Avant-hier, moments magnifiques avec David Bowie. De superbes heures de musique, tandis que je réalisais que le chanteur est avant tout — et surtout — acteur. Ensuite musicien et auteur. Novateur, précurseur, iconoclaste, il a réinventé, éprouvé et lu amplement, exhaustivement son époque, incarnant une espèce de néo-humain que nous admirons tous, quelque part. Je dois l'avouer, Bowie est une véritable inspiration pour moi, et ce même si, sa musique ne fut jamais parmi mes préférées. Au reste, ce n'est pas la première fois qu'un artiste me séduit avant son oeuvre. La même chose s'était produite avec Chopin... ceux qui veulent en savoir plus, c'est ici


samedi 16 janvier 2016

Prophétique David Bowie




Encore affecté par la nouvelle de son décès. Et me traverse le doux regret de ne m'être pas intéressé plus tôt à sa musique. En revanche, je sens qu'elle restera, là, en offrande pour rattraper le temps. 

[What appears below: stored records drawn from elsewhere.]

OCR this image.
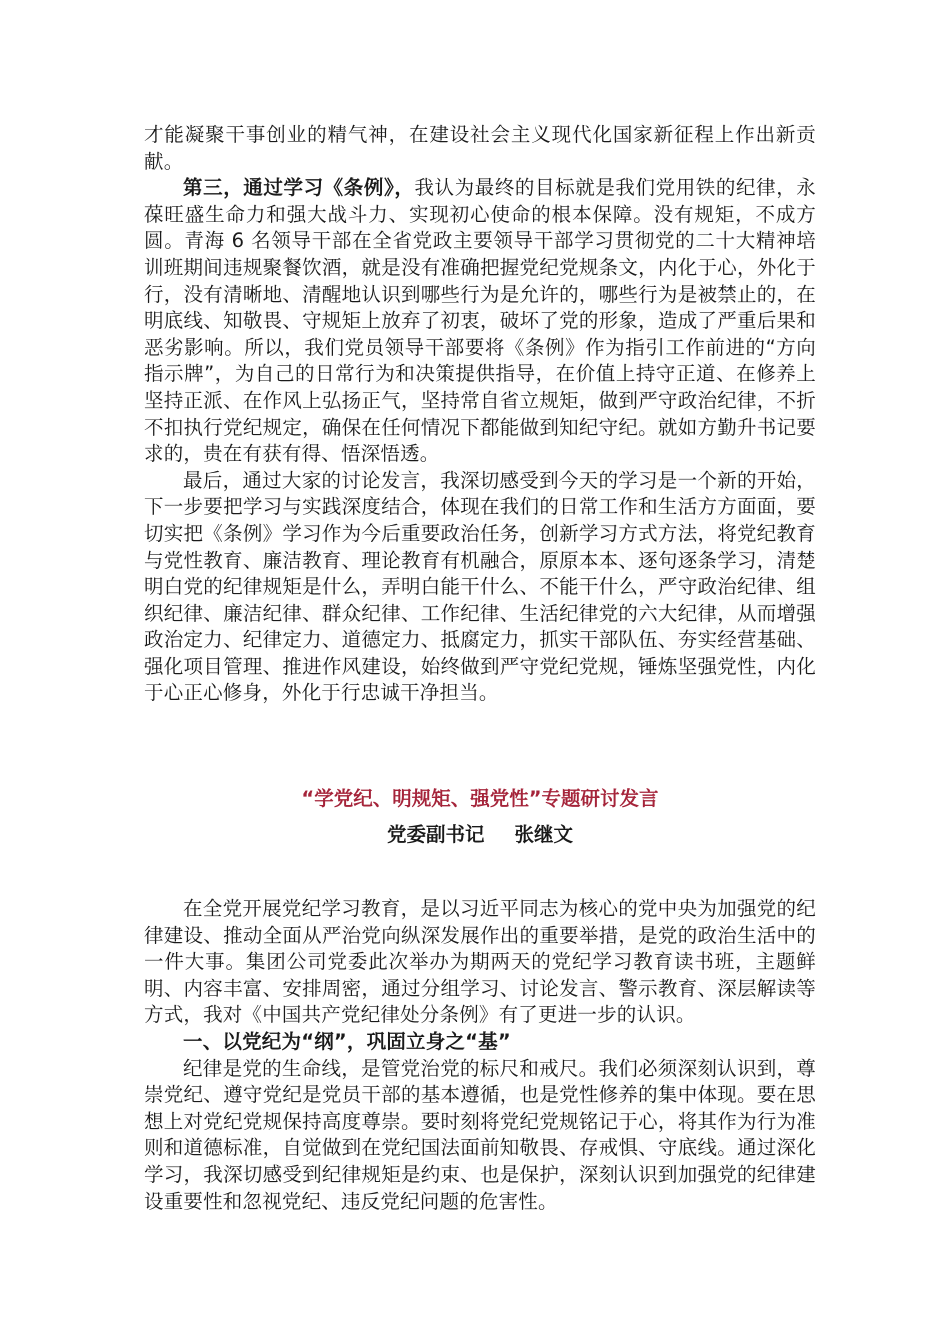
才能凝聚干事创业的精气神，在建设社会主义现代化国家新征程上作出新贡献。

第三，通过学习《条例》，我认为最终的目标就是我们党用铁的纪律，永葆旺盛生命力和强大战斗力、实现初心使命的根本保障。没有规矩，不成方圆。青海 6 名领导干部在全省党政主要领导干部学习贯彻党的二十大精神培训班期间违规聚餐饮酒，就是没有准确把握党纪党规条文，内化于心，外化于行，没有清晰地、清醒地认识到哪些行为是允许的，哪些行为是被禁止的，在明底线、知敬畏、守规矩上放弃了初衷，破坏了党的形象，造成了严重后果和恶劣影响。所以，我们党员领导干部要将《条例》作为指引工作前进的“方向指示牌”，为自己的日常行为和决策提供指导，在价值上持守正道、在修养上坚持正派、在作风上弘扬正气，坚持常自省立规矩，做到严守政治纪律，不折不扣执行党纪规定，确保在任何情况下都能做到知纪守纪。就如方勤升书记要求的，贵在有获有得、悟深悟透。

最后，通过大家的讨论发言，我深切感受到今天的学习是一个新的开始，下一步要把学习与实践深度结合，体现在我们的日常工作和生活方方面面，要切实把《条例》学习作为今后重要政治任务，创新学习方式方法，将党纪教育与党性教育、廉洁教育、理论教育有机融合，原原本本、逐句逐条学习，清楚明白党的纪律规矩是什么，弄明白能干什么、不能干什么，严守政治纪律、组织纪律、廉洁纪律、群众纪律、工作纪律、生活纪律党的六大纪律，从而增强政治定力、纪律定力、道德定力、抵腐定力，抓实干部队伍、夯实经营基础、强化项目管理、推进作风建设，始终做到严守党纪党规，锤炼坚强党性，内化于心正心修身，外化于行忠诚干净担当。

“学党纪、明规矩、强党性”专题研讨发言
党委副书记 张继文

在全党开展党纪学习教育，是以习近平同志为核心的党中央为加强党的纪律建设、推动全面从严治党向纵深发展作出的重要举措，是党的政治生活中的一件大事。集团公司党委此次举办为期两天的党纪学习教育读书班，主题鲜明、内容丰富、安排周密，通过分组学习、讨论发言、警示教育、深层解读等方式，我对《中国共产党纪律处分条例》有了更进一步的认识。

一、以党纪为“纲”，巩固立身之“基”

纪律是党的生命线，是管党治党的标尺和戒尺。我们必须深刻认识到，尊崇党纪、遵守党纪是党员干部的基本遵循，也是党性修养的集中体现。要在思想上对党纪党规保持高度尊崇。要时刻将党纪党规铭记于心，将其作为行为准则和道德标准，自觉做到在党纪国法面前知敬畏、存戒惧、守底线。通过深化学习，我深切感受到纪律规矩是约束、也是保护，深刻认识到加强党的纪律建设重要性和忽视党纪、违反党纪问题的危害性。
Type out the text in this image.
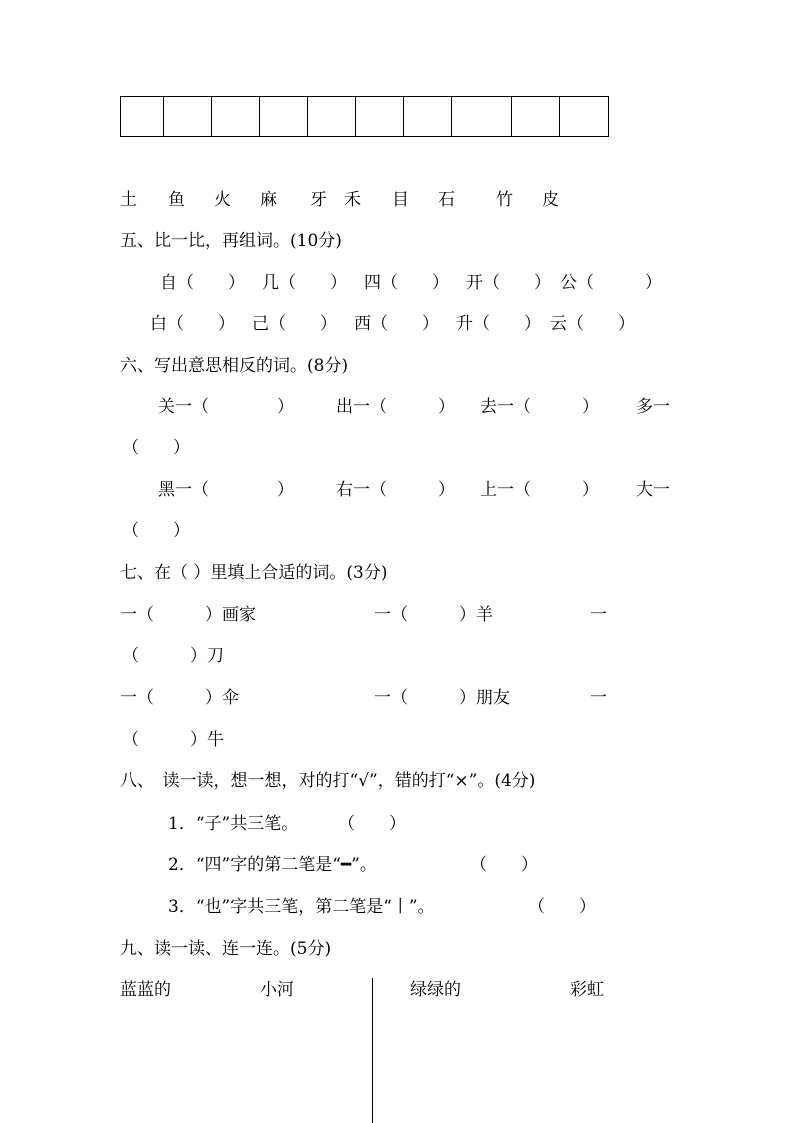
土 鱼 火 麻 牙 禾 目 石 竹 皮
五、比一比，再组词。(10分)
自（　　） 几（　　） 四（　　） 开（　　） 公（　　　）
白（　　） 己（　　） 西（　　） 升（　　） 云（　　）
六、写出意思相反的词。(8分)
关一（　　　　） 出一（　　　） 去一（　　　） 多一
（　　）
黑一（　　　　） 右一（　　　） 上一（　　　） 大一
（　　）
七、在（ ）里填上合适的词。(3分)
一（　　　）画家	一（　　　）羊	一
（　　　）刀
一（　　　）伞	一（　　　）朋友	一
（　　　）牛
八、　读一读，想一想，对的打“√”，错的打“×”。(4分)
1．“子”共三笔。 （　　）
2．“四”字的第二笔是“━”。	（　　）
3．“也”字共三笔，第二笔是“丨”。	（　　）
九、读一读、连一连。(5分)
蓝蓝的	小河	绿绿的	彩虹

La mort de David Bowie m'amène à voir d'un autre oeil ce que c'est que le génie. Comme pour le père qui, mort, devient plus présent que lorsqu'il  était vivant (dixit Freud), le génie commande son influence la plus probante après la mort de l'artiste. Ce qui me rappelle le récit de ces deux créateurs  : Schubert et Bizet. Mort à 31 ans, Schubert, qui vécut toute sa vie dans l'ombre de Beethoven, composa une oeuvre abondante (plus de mille compositions) qui, de son vivant, n'était connue que d'une poignée d'amateurs et d'amis. Il attendra 1827, l'année de la mort de Beethoven, pour achever sa Neuvième Symphonie ainsi que d'autres immenses chefs-d'oeuvres. L'année suivante, en 1828, Schubert mourait. Les deux, Beethoven et Schubert, sont enterrés l'un à côté de l'autre. Quant à Georges Bizet, il ne fut consacré qu'au lendemain de sa mort, à 36 ans. Celle-ci fut probablement accélérée, voire provoquée par les critiques dévastatrices de son opéra Carmen. À ses obsèques, on organisa une représentation de dernière minute, où acteurs et chanteurs, fort éprouvés, livraient une performance dont l'émotion était presque insoutenable. Quelques jours plus tard, la presse saluait le génie de Bizet, mort probablement de n'avoir pas été compris. 

D'ici les prochaines décennies se définira la véritable ascendance artistique et intellectuelle de David Bowie. Pour l'heure, l'entrevue que je partage ici — captée en 1999 — recèle chez le musicien des facultés prothétiques exceptionnelles. Il nous confirme d'autre part que l'intelligence, la vraie, est une chose sexy.